The Women of Hampshire Brooch

Queen Elizabeth II wears the Women of Hampshire Brooch at the farewell ceremony during the Dutch state visit, October 2018 (CHRISTOPHER FURLONG/AFP/Getty Images)

Queen Mary's wedding presents included a number of important pieces of jewelry. We talk a whole lot about the magnificent tiaras that she received, but the gifts included other pieces as well. Today, we're looking at a lovely smaller piece from the collection of gifts: the Women of Hampshire Brooch.




Mary wears the brooch on her order sash for a portrait taken in Melbourne, May 1901

The brooch was one of the gifts given to Mary by a committee of women. This time, the group was made of women who lived in the county of Hampshire. The committee was chaired by an important aristocratic lady: Elizabeth Wellesley, the Dowager Duchess of Wellington.


Elizabeth Wellesley, Duchess of Wellington, ca. 1861 (Wikimedia Commons)

Elizabeth was the daughter of a marquess and the daughter-in-law of the famous 1st Duke of Wellington, the hero of the Battle of Waterloo. She also served as Queen Victoria's Mistress of the Robes, so she was used to moving in royal circles. The committee selected a piece of diamond and pearl jewelry with a floral motif from Garrard for the present.


Christopher Furlong - WPA Pool/Getty Images

Initially, the piece was designed to be worn as a pendant on a necklace, but Mary later had it converted so that it could be worn as a brooch. It has a distinctive shape with three pendant stones: two pear-shaped diamonds and a large pear-shaped pearl.


Queen Mary wears the brooch at Princess Anne's christening

Mary often wore her brooches, including this one, pinned at her throat.
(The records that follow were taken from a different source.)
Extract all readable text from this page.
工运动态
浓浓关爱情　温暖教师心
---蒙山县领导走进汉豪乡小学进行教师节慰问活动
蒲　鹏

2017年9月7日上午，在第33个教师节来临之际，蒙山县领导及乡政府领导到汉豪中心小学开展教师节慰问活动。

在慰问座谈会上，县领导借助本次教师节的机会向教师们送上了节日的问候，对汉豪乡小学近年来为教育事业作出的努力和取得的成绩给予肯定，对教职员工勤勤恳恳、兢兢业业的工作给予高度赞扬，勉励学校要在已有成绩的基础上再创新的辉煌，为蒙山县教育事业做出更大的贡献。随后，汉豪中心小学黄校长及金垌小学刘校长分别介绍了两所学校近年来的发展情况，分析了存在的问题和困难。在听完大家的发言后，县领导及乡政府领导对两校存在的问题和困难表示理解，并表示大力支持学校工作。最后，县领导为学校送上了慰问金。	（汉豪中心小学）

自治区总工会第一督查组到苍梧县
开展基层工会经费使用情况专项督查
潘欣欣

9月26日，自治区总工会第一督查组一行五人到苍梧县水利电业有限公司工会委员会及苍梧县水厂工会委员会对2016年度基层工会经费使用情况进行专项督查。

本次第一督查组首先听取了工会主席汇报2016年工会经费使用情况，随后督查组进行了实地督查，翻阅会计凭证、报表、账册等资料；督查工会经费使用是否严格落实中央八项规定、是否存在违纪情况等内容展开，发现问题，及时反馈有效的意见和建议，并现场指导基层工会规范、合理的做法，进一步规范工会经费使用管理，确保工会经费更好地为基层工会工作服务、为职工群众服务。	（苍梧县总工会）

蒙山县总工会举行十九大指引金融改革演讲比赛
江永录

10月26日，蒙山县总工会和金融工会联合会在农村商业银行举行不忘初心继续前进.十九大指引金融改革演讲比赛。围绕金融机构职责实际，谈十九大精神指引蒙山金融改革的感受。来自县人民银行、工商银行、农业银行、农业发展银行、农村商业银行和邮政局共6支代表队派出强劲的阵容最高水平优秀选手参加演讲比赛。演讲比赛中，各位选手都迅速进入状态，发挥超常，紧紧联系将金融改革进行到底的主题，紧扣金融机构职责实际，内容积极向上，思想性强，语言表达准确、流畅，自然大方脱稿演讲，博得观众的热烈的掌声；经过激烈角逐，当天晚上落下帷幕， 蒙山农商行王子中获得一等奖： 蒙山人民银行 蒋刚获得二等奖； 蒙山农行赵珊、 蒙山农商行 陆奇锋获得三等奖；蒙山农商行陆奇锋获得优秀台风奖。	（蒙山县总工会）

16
That's precisely how she wore it for the christening of her great-granddaughter, the Princess Royal, in 1950.


Queen Elizabeth II wears the brooch for a reception at Buckingham Palace, July 2010 (Anthony Devlin/WPA Pool/Getty Images)

The brooch was among the jewels inherited by the present Queen when her grandmother, Queen Mary, died in 1953. Since then, it's become part of the Queen's daytime brooch rota, popping up now and again at various royal engagements.

Note: This is an expanded version of an earlier post, with new text and images.